By Robin Vandendriessche
Connectivity has become a buzzword in Brussels ever since China kicked off its flagship Belt and Road Initiative (BRI) in 2013. The strategic importance of the concept, however, is nothing new. Since the time of the Roman empire, great powers have pursued connectivity strategies, accessed markets and built infrastructure. Due to a rapidly evolving world, connectivity now includes more sectors than ever before such as energy, education and finance. The intensity, scale and impact of the concept have changed dramatically from its early 21st century variant, especially because of the digital revolution. States increasingly make strategic use of economic interdependencies and networks to exert political influence. Connectivity as a strategy should thus be distinguished from connections that are built randomly.
In response to the BRI, the United States – together with Japan and Australia – developed the Blue Dot Network in 2019 which aims to provide a globally recognized evaluation and certification system for infrastructure and development projects. The rationale behind it is that projects receiving a specific label are guaranteed to be of high quality, which helps attract private investment. However, contrary to China’s 1.3 trillion dollar program, the United States did not directly finance infrastructure projects and heavily depended on the private sector.
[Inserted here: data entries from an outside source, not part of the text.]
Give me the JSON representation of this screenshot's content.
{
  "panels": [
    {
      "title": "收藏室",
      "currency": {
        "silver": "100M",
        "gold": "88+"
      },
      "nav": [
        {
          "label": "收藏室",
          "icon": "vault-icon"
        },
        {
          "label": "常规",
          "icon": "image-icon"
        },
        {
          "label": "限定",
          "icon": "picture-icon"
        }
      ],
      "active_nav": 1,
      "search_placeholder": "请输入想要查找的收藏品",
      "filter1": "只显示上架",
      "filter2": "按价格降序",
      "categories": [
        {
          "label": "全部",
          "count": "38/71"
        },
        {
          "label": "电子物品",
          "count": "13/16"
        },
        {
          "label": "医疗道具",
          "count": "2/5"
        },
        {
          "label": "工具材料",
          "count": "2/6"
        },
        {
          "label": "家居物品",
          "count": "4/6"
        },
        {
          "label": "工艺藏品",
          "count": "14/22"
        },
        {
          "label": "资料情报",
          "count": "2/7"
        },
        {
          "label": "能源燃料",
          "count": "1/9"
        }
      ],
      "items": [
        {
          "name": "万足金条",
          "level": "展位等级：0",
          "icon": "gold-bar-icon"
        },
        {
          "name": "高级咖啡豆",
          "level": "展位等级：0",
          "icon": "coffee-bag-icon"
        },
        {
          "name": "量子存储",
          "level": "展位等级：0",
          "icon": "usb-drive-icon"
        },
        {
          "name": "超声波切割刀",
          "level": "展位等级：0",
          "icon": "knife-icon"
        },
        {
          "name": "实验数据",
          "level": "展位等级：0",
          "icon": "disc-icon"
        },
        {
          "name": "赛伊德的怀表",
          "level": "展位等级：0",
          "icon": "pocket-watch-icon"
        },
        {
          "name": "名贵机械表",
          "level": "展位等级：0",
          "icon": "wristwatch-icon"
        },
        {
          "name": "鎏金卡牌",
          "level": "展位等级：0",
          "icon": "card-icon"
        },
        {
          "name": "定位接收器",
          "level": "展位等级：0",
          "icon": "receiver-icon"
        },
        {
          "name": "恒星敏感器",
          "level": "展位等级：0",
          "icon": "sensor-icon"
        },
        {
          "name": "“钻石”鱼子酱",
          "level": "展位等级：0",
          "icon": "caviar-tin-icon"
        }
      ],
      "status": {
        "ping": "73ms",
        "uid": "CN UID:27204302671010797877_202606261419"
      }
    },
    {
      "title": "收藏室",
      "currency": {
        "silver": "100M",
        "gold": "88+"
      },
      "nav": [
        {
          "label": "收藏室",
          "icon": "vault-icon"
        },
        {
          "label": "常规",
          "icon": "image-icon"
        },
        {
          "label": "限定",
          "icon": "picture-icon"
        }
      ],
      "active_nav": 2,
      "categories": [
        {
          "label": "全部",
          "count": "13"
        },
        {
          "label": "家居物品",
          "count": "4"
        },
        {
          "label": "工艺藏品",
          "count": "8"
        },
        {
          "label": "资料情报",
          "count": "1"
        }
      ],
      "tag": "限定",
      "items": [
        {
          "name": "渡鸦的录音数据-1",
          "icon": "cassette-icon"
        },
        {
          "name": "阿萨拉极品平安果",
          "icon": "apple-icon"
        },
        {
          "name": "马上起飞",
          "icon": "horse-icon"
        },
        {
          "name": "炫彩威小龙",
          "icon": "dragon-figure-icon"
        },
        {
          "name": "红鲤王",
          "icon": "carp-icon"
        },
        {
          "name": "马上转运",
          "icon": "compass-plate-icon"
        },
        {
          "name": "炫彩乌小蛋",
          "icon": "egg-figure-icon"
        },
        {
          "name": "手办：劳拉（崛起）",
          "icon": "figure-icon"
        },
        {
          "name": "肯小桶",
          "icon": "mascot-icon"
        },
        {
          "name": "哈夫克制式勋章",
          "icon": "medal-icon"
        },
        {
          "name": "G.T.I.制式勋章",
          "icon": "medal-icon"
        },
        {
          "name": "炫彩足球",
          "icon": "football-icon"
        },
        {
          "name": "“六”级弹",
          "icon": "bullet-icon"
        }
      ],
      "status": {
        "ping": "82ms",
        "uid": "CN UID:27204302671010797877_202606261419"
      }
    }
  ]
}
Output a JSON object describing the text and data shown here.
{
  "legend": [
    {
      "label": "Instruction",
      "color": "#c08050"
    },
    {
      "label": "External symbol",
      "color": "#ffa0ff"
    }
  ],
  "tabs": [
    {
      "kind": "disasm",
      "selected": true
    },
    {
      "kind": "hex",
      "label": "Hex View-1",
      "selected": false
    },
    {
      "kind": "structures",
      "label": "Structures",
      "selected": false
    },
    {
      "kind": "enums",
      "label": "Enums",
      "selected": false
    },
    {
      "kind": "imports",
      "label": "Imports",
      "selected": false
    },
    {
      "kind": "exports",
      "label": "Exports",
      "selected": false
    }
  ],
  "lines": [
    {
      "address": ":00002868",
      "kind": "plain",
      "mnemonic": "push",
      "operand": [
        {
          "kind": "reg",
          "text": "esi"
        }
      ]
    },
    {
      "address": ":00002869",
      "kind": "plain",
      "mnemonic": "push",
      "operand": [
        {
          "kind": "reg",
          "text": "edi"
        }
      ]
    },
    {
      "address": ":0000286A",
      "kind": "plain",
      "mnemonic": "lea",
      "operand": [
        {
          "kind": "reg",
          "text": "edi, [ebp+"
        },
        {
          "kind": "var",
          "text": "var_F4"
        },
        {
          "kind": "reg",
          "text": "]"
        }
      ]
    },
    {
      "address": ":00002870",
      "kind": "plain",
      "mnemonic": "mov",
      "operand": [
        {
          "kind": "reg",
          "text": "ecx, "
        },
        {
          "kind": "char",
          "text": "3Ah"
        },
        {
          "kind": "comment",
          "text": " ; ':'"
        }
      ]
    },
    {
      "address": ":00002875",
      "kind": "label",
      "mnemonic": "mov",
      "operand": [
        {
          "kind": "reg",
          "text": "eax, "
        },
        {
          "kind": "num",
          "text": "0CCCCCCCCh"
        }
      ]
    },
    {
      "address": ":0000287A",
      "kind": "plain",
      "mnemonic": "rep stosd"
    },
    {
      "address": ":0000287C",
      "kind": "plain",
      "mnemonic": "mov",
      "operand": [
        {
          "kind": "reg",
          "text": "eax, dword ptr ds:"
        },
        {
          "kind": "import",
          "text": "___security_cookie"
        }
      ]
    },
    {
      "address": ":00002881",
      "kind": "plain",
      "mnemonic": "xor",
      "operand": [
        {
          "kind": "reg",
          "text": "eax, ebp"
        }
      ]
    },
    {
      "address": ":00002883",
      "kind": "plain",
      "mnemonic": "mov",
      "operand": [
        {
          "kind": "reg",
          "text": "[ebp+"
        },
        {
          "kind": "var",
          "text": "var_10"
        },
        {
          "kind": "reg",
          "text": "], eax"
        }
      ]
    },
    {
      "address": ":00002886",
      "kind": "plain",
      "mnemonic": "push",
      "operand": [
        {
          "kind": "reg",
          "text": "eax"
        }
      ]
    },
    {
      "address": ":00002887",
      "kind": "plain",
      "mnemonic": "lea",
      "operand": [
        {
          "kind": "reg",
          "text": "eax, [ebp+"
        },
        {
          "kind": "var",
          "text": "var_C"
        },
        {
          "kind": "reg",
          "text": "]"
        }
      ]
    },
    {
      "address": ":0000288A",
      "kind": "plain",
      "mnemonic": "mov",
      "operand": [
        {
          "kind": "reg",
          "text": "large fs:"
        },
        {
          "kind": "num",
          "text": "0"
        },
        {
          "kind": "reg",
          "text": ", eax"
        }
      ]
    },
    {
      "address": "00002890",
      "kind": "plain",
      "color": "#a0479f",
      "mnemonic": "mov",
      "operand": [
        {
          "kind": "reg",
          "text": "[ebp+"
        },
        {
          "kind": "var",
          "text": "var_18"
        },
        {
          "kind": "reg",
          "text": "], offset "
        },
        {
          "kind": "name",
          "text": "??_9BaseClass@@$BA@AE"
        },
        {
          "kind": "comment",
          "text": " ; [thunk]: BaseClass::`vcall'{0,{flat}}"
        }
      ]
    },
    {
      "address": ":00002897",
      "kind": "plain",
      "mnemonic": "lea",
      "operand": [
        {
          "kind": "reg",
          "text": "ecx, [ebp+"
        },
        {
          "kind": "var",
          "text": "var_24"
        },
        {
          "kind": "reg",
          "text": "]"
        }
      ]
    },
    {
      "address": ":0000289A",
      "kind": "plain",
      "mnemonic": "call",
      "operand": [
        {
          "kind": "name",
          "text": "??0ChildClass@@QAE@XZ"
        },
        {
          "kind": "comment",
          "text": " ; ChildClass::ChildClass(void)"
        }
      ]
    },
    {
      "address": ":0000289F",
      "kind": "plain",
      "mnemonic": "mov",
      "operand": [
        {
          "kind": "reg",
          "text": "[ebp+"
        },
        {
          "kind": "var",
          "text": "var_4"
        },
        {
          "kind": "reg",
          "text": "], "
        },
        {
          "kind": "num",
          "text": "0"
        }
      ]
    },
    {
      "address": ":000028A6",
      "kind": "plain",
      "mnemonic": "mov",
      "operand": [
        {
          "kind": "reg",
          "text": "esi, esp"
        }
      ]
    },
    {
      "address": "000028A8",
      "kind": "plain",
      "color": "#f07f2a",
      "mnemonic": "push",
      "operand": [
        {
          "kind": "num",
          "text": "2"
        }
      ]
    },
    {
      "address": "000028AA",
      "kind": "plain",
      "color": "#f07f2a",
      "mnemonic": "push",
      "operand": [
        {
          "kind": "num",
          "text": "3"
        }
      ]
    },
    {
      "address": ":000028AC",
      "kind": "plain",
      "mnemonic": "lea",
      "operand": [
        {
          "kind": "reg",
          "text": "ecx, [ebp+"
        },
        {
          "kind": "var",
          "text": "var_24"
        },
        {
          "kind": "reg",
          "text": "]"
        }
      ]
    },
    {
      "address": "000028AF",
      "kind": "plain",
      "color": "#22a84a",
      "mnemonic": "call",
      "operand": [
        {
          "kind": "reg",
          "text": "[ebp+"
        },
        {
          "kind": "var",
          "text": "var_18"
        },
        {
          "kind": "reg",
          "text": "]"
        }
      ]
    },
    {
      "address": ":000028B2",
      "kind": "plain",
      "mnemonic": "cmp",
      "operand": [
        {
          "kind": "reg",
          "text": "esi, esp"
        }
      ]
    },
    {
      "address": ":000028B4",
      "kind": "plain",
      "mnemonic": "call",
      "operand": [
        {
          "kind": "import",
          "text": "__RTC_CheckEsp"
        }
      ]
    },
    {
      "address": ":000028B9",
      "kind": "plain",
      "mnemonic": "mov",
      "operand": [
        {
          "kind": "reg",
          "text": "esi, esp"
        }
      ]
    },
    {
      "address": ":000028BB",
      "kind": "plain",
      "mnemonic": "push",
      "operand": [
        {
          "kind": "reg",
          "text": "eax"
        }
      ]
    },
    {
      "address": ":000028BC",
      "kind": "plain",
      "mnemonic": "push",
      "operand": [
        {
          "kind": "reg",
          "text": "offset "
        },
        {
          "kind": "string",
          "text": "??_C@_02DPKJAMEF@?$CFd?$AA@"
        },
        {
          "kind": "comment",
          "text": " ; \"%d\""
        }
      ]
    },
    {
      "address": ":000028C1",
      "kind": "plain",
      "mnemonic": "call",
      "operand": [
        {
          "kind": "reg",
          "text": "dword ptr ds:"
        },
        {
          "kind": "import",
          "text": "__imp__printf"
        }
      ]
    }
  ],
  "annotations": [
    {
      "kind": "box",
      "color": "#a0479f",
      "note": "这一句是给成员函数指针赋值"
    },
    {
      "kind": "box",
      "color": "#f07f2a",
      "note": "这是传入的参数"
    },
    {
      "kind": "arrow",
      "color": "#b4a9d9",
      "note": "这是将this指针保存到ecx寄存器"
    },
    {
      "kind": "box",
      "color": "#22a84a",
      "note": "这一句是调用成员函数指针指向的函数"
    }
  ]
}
The EU did better in December 2021 when it launched its 300 billion euro Global Gateway funding scheme for smart, clean, and secure links in digital, energy and transport sectors, which builds on the achievements of its 2018 EU-Asia connectivity strategy. Funding will be primarily provided by development institutions of the EU and its member states, the European Investment Bank (EIB) and the Neighborhood, Development and International Cooperation Instrument (NDICI), supplemented by the mobilization of private capital.
Not only in absolute numbers is the BRI more interesting than the US and EU initiatives combined, it also directly funds projects without demanding the same level of environmental and social standards. This seems interesting at first sight, especially for developing nations that lack the necessary funding capacity. However, such major infrastructure projects under the BRI umbrella do involve risks such as elite capture, corruption and environmental degradation. A significant number of BRI target countries also struggle with unsustainable levels of debt. For example, the construction of the Kunming-Singapore railway in Laos has an estimated cost of nearly 40 percent of the country’s GDP in 2016. Many of these projects are not profitable, which means loans are sometimes impossible to pay off.
For a long time, the United States, the EU and their allies, lacked a single infrastructure investment project to rival the BRI effectively despite having announced a global infrastructure initiative in June 2021. That initiative was considered to be the foreign version of U.S. President Biden’s domestic plan called Build Back Better to help meet the infrastructure needs in low- and middle income countries. The West, for too long, focused on addressing mere principles for quality infrastructure while China responded to the estimated 1.7 trillion dollar annual infrastructure demand across Asia with loans through the BRI.
At the G7 summit in June 2022, the world’s wealthiest democracies announced a 600 billion dollar global infrastructure plan to counter the BRI, through which China exerts political influence in strategically important states. The United States will aim to leverage a total of 200 billion dollars through a combination of public and private investments. This move supplements the 300 billion dollar Global Gateway initiative already announced by the EU, as well as several contributions from other members. The objective is to offer (developing) countries financing opportunities for sustainable and high quality infrastructure, in order to help them diversify away from Chinese debt trap programs.
With this renewed initiative, the West did go further than coordinating standards on high quality infrastructure. G7 leaders decided to integrate the EU’s Global Gateway Initiative together with British and American programs into a single infrastructure investment program called ‘the Partnership for Global Infrastructure.’ However, inflation and the war in Ukraine have made the plan increasingly more expensive than initially planned. Although better coordination has been indispensable, much of the funding behind the plan seems to fall short of its lofty goals. How and if the initiative will be a worthy alternative to the BRI remains to be seen.